隻是,縱然劍氣鋒銳,也隻能破開些許黑霧便消融殆儘,難以為繼;那圓環所投飛針倒是穿透了黑霧,直擊其本體,二者相持了片刻,最終還是不敵鬼王神通,寸寸碎裂。
長針繼續射向司貴珍,十數丈距離可謂是轉瞬及至,不過經此一番消耗,其威能倒是少了大半。
於是,司、元二人再度出手:前者淩空輕點,圓環內那水鏡隨之崩解,化作晶光碎片堆疊在前,凝結為盾;後者一聲清鳴之下,巨劍橫空,終是使出了身劍合一之術。
“叮!”
一聲輕響,長針穿透晶盾,撞在那圓環之上。
圓環通體輕顫;司貴珍頓時麵色一紅,噴出一大口鮮血;巨劍緊跟而至,在一陣刺耳銳響中,終將長針絞成漫天煙氣。
煙氣渾渾然,倏忽而散,轉眼間又如百川歸流般重歸礦脈。
司貴珍張口收回圓環,霎時又噴出一口鮮紅;元清則解了身劍合一之術,放出雲翼珠,托起司貴珍,破空急急而去。

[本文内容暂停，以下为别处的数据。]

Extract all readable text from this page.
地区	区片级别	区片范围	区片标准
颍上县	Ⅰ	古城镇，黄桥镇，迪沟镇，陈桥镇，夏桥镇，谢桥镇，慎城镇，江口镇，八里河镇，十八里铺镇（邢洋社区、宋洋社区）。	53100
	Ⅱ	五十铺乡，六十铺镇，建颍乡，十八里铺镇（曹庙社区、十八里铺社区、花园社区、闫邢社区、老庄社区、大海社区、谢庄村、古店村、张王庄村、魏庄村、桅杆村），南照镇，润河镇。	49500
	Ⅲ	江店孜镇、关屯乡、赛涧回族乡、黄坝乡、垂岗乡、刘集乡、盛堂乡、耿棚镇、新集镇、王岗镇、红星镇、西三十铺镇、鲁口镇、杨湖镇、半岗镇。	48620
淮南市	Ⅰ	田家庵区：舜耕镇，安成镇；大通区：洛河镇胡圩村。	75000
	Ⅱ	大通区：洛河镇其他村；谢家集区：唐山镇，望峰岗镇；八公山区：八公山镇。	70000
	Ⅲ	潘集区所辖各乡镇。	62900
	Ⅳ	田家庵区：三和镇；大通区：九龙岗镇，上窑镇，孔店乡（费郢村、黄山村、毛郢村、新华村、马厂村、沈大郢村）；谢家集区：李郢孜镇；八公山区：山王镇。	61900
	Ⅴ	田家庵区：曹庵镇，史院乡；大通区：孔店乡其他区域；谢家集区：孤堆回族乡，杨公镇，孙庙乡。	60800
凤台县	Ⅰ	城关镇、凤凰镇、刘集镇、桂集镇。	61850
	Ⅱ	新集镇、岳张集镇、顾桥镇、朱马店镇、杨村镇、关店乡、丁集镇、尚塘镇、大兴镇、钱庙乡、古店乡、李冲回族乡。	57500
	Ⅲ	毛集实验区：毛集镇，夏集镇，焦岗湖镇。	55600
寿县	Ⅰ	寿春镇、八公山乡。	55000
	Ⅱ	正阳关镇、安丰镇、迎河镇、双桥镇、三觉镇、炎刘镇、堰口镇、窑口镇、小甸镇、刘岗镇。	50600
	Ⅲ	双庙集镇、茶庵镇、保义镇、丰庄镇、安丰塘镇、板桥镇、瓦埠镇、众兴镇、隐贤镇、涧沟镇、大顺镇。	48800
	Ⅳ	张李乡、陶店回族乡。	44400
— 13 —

臨走前,司貴珍看向那礦脈入口,一咬牙,又抖手甩出一張金銀兩色玄符。
玄符迎風而漲,數個呼吸間竟成雷雲之形;雲團內,金銀兩色電弧翻轉糾纏,發出陣陣轟鳴,蓄勢待發。
下方,礦道內,煙氣聚合,鬼王複現。
看著頭頂雷雲,其眼中碧火明滅,過了半晌,其終是返身回到地洞深處,沒有再追。
......
天柱山以北,不知多少萬裡外,一座素樸古城中。
一道五彩霞光劃過天際,落在城中心,宮宇內,白玉大殿前,現出一人一獸兩道身影。
人著五彩霓裳,麵若繁花,眼似流霞,赫然是那元嬰大妖,彩衣;獸兩尺大小,通體雪白,形似狸貓,眉心處生有淡金豎紋,正是麒麟真脈,玉見。
二者先後入了大殿。
大殿之中,擺有香爐一尊,形製巨大,足有十餘丈高低;香爐之前,有一金袍少年負手而立,正是麒麟真主,玉王。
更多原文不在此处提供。